For the nearly 1,000 National Guardsmen who have remained in Washington, D.C., and who have been providing security assistance to the Capitol Police for the last five months, it's now time for the mission to end and to return home.
Secretary of Defense Lloyd J. Austin III thanked the service members in a statement released today.
"They came here from all 54 states and territories, leaving behind jobs, homes and families, to bolster security at the Capitol in the wake of the dramatic events on January 6th," Austin said. "Many of them volunteered for this duty, and most of them did so on little notice. In good weather and bad — sometimes cold and wet and tired — they provided critical capability to the Capitol Police and local authorities."
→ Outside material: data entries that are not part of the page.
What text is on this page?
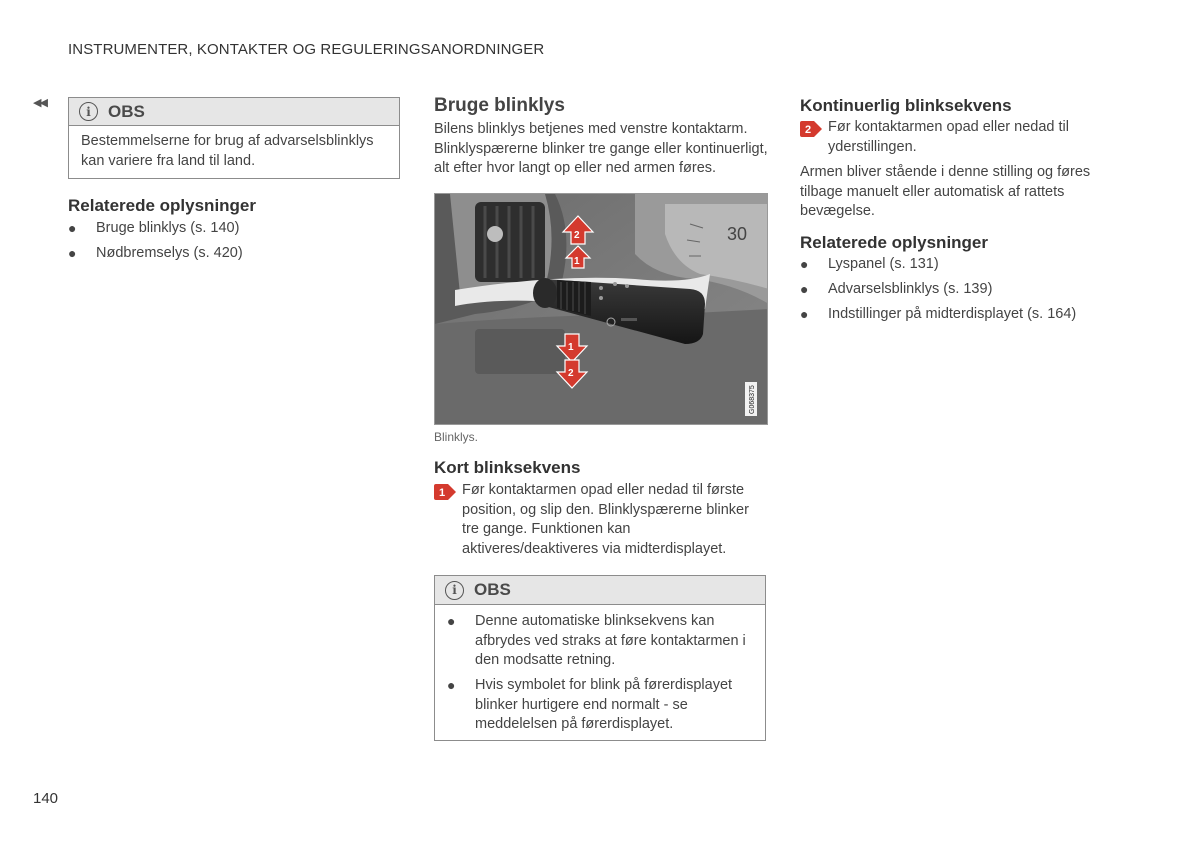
INSTRUMENTER, KONTAKTER OG REGULERINGSANORDNINGER
◀◀
i	OBS
Bestemmelserne for brug af advarselsblinklys kan variere fra land til land.
Relaterede oplysninger
● Bruge blinklys (s. 140)
● Nødbremselys (s. 420)
Bruge blinklys
Bilens blinklys betjenes med venstre kontaktarm. Blinklyspærerne blinker tre gange eller kontinuerligt, alt efter hvor langt op eller ned armen føres.
30
2
1
1
2
G068375
Blinklys.
Kort blinksekvens
1 Før kontaktarmen opad eller nedad til første position, og slip den. Blinklyspærerne blinker tre gange. Funktionen kan aktiveres/deaktiveres via midterdisplayet.
i	OBS
● Denne automatiske blinksekvens kan afbrydes ved straks at føre kontaktarmen i den modsatte retning.
● Hvis symbolet for blink på førerdisplayet blinker hurtigere end normalt - se meddelelsen på førerdisplayet.
Kontinuerlig blinksekvens
2 Før kontaktarmen opad eller nedad til yderstillingen.
Armen bliver stående i denne stilling og føres tilbage manuelt eller automatisk af rattets bevægelse.
Relaterede oplysninger
● Lyspanel (s. 131)
● Advarselsblinklys (s. 139)
● Indstillinger på midterdisplayet (s. 164)
140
While about 1,000 personnel still remain in Washington, D.C., said Pentagon Press Secretary John F. Kirby during a briefing today at the Pentagon, their primary mission now is to prepare to leave.
"[It's] truly extraordinary work, oftentimes in pretty extreme and nasty weather," he said. "But they chipped in and performed an invaluable service and it was important for the secretary to say thank you to them as they now begin to transition out of the area."
According to Kirby, there are no plans for the National Guard to leave behind a "quick reaction force" in Washington, nor is there a plan to leave behind any kind of military equipment either.
"I'm not aware of any residual equipment that's going to be left behind," he said. "Remember, most of these soldiers were essentially acting as physical and barrier sentries."
Additionally, Kirby said, right now he's not aware of any additional requests by the Capitol Police for residual capabilities from the National Guard.
"As these troops depart for home and a much-deserved reunion with loved ones, I hope they do so knowing how much the nation appreciates their service and sacrifice — and that of their families and employers," Austin said. "I hope they know how very proud we are of them."